The first state in Apache Spark Structured Streaming arbitrary stateful processing

Versions: Apache Spark 3.4.0

When you wrote your first arbitrary stateful processing pipelines, the state expiration is maybe the first tricky point you had to deal with. Why is that? After all, it's just about setting the timeout, doesn't it? Most of the time, yes, but there is an exception.

When you use the watermark-based state expiration, the watermark is present only in the 2nd micro-batch. So when you set the state TTL to something like the following snippet, you can end up with the state expired just afterwards!

val tenMinutesAsMilliseconds = 600000
currentState.setTimeoutTimestamp(currentState.getCurrentWatermarkMs() + tenMinutesAsMilliseconds)

When you check the getCurrentWatermarkMs implementation you'll see that it returns a long:

  /**
   * Get the current event time watermark as milliseconds in epoch time.
   *
   * @note In a streaming query, this can be called only when watermark is set before calling
   *   	`[map/flatMap]GroupsWithState`. In a batch query, this method always returns -1.
   */
  @throws[UnsupportedOperationException](
	"if watermark has not been set before in [map|flatMap]GroupsWithState")
  def getCurrentWatermarkMs(): Long

All groups created in the first micro-batch will expire in the second micro-batch as it was set to 1970-01-01 and at 99% you're processing data of the current year. Look at this code's output:

State will expire at 1970-01-01 02:00:00.0
-------------------------------------------
Batch: 0
-------------------------------------------
+-----+
|value|
+-----+
+-----+

State will expire at 2023-05-25 13:44:00.0
State timed out!
-------------------------------------------
Batch: 1
-------------------------------------------
+-----+
|value|
+-----+
|5	|
+-----+

Even though the watermark is quite high (2 hours), the data for the first state of 10 o'clock expires soon after in the next micro-batch. The problem is real. Imagine an entity-based stateful processing where, for example, you apply some custom session logic for users visiting your website. If there is a user who visits the page once and goes away for a while, when he/she comes back, it'll be a new session.

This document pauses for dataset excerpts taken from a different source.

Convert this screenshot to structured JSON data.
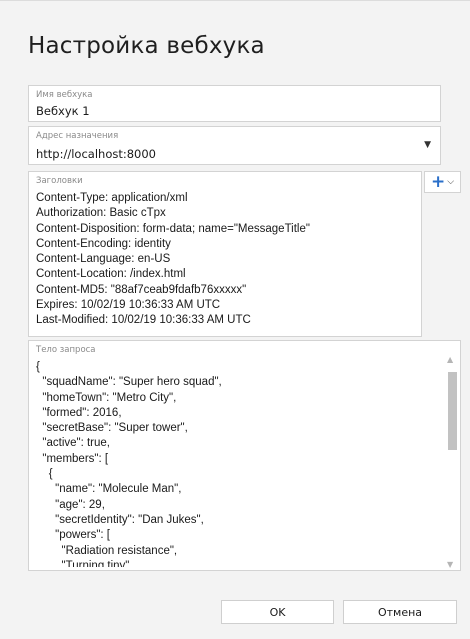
{
  "dialog": {
    "title": "Настройка вебхука"
  },
  "name_field": {
    "label": "Имя вебхука",
    "value": "Вебхук 1"
  },
  "url_field": {
    "label": "Адрес назначения",
    "value": "http://localhost:8000"
  },
  "headers_field": {
    "label": "Заголовки",
    "lines": [
      "Content-Type: application/xml",
      "Authorization: Basic cTpx",
      "Content-Disposition: form-data; name=\"MessageTitle\"",
      "Content-Encoding: identity",
      "Content-Language: en-US",
      "Content-Location: /index.html",
      "Content-MD5: \"88af7ceab9fdafb76xxxxx\"",
      "Expires: 10/02/19 10:36:33 AM UTC",
      "Last-Modified: 10/02/19 10:36:33 AM UTC"
    ]
  },
  "body_field": {
    "label": "Тело запроса",
    "lines": [
      "{",
      "  \"squadName\": \"Super hero squad\",",
      "  \"homeTown\": \"Metro City\",",
      "  \"formed\": 2016,",
      "  \"secretBase\": \"Super tower\",",
      "  \"active\": true,",
      "  \"members\": [",
      "    {",
      "      \"name\": \"Molecule Man\",",
      "      \"age\": 29,",
      "      \"secretIdentity\": \"Dan Jukes\",",
      "      \"powers\": [",
      "        \"Radiation resistance\",",
      "        \"Turning tiny\","
    ]
  },
  "buttons": {
    "ok": "OK",
    "cancel": "Отмена"
  },
  "icons": {
    "add": "plus-icon",
    "dropdown": "chevron-down-icon"
  },
  "colors": {
    "accent": "#2a6fc9"
  }
}
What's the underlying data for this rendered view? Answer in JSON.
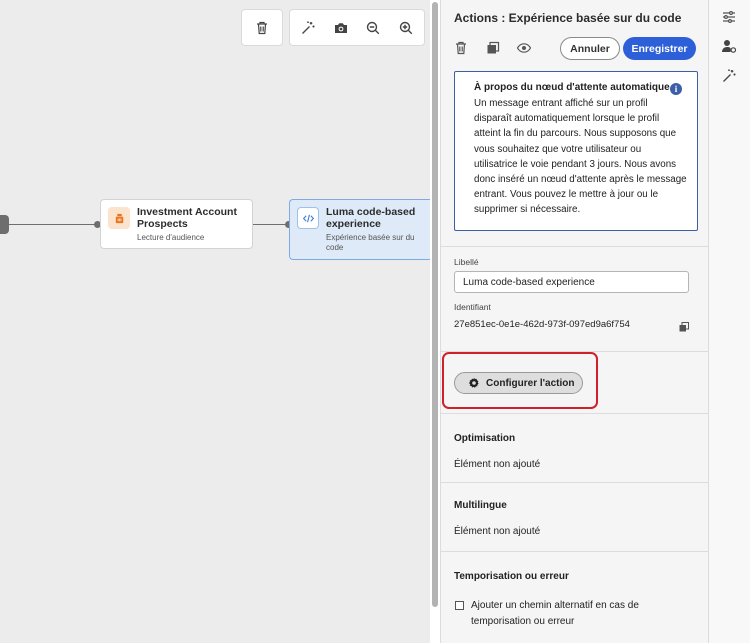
{
  "canvas": {
    "toolbar": {
      "delete_icon": "trash-icon",
      "tools": [
        "magic-wand-icon",
        "camera-icon",
        "zoom-out-icon",
        "zoom-in-icon"
      ]
    },
    "nodes": [
      {
        "title": "Investment Account Prospects",
        "subtitle": "Lecture d'audience",
        "icon": "audience-icon",
        "icon_color": "#e8761e"
      },
      {
        "title": "Luma code-based experience",
        "subtitle": "Expérience basée sur du code",
        "icon": "code-icon",
        "icon_color": "#3f7fd6"
      }
    ]
  },
  "panel": {
    "title": "Actions : Expérience basée sur du code",
    "actions": {
      "cancel_label": "Annuler",
      "save_label": "Enregistrer"
    },
    "info": {
      "title": "À propos du nœud d'attente automatique",
      "body": "Un message entrant affiché sur un profil disparaît automatiquement lorsque le profil atteint la fin du parcours. Nous supposons que vous souhaitez que votre utilisateur ou utilisatrice le voie pendant 3 jours. Nous avons donc inséré un nœud d'attente après le message entrant. Vous pouvez le mettre à jour ou le supprimer si nécessaire."
    },
    "label_field": {
      "label": "Libellé",
      "value": "Luma code-based experience"
    },
    "id_field": {
      "label": "Identifiant",
      "value": "27e851ec-0e1e-462d-973f-097ed9a6f754"
    },
    "configure_label": "Configurer l'action",
    "optimisation": {
      "title": "Optimisation",
      "value": "Élément non ajouté"
    },
    "multilingual": {
      "title": "Multilingue",
      "value": "Élément non ajouté"
    },
    "timeout": {
      "title": "Temporisation ou erreur",
      "checkbox_label": "Ajouter un chemin alternatif en cas de temporisation ou erreur",
      "checked": false
    }
  },
  "rail": {
    "icons": [
      "sliders-icon",
      "user-settings-icon",
      "magic-wand-icon"
    ]
  },
  "colors": {
    "primary": "#2d5fd8",
    "highlight": "#d0202b",
    "info_border": "#3c5fa8",
    "selected_node": "#deeaf8"
  }
}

How to deal with that issue? Below you will find some of the possible solutions.

Temporary state

The first pattern is Temporary state and it relies on the watermark-aware state. Let's take a look at the state representing our simple count example:

case class CounterWithFlag(count: Int, needsUpdateWithNewWatermark: Boolean = false,
                       	firstGroupMaxEventTime: Option[Timestamp] = None)

The idea is to:

set this needsUpdateWithNewWatermark attribute to true when the job doesn't have the watermark
set the firstGroupMaxEventTime in the first micro-batch only to avoid growing state unnecessarily; this value won't be useful for the states created with the correct watermark

Below is the stateful mapper's snippet responsible for setting these attributes:

  val (countToAdd, maxEventTime) = getStatsForState(rows)
  val (needsUpdateWithNewWatermark, eventTimeForState) =
    if (currentStateGroup.getCurrentWatermarkMs() > 0) {
      (false, None)
    } else {
      (true, Some(maxEventTime))
    }
  val currentState = currentStateGroup.getOption.getOrElse(CounterWithFlag(count = 0))
  currentStateGroup.update(currentState.copy(
    count = currentState.count + countToAdd,
    needsUpdateWithNewWatermark = needsUpdateWithNewWatermark,
    firstGroupMaxEventTime = eventTimeForState
  ))

Now, when the state expires, the mapper uses this flag value to apply correct state expiration strategy:

  private def didStateReallyExpire(currentState: CounterWithFlag,
                               	currentWatermarkMs: Long): Boolean = {
	(currentState.needsUpdateWithNewWatermark &&
  	currentState.firstGroupMaxEventTime.get.getTime < currentWatermarkMs) ||
	!currentState.needsUpdateWithNewWatermark
  }

The first part of the condition prevents the state from expiring in the first micro-batch. Unless the watermark has advanced fast between 2 micro-batch executions, the max event time from the first micro-batch should still be greater than the watermark. Otherwise, we consider the state as expired; after all, it falls behind the watermark.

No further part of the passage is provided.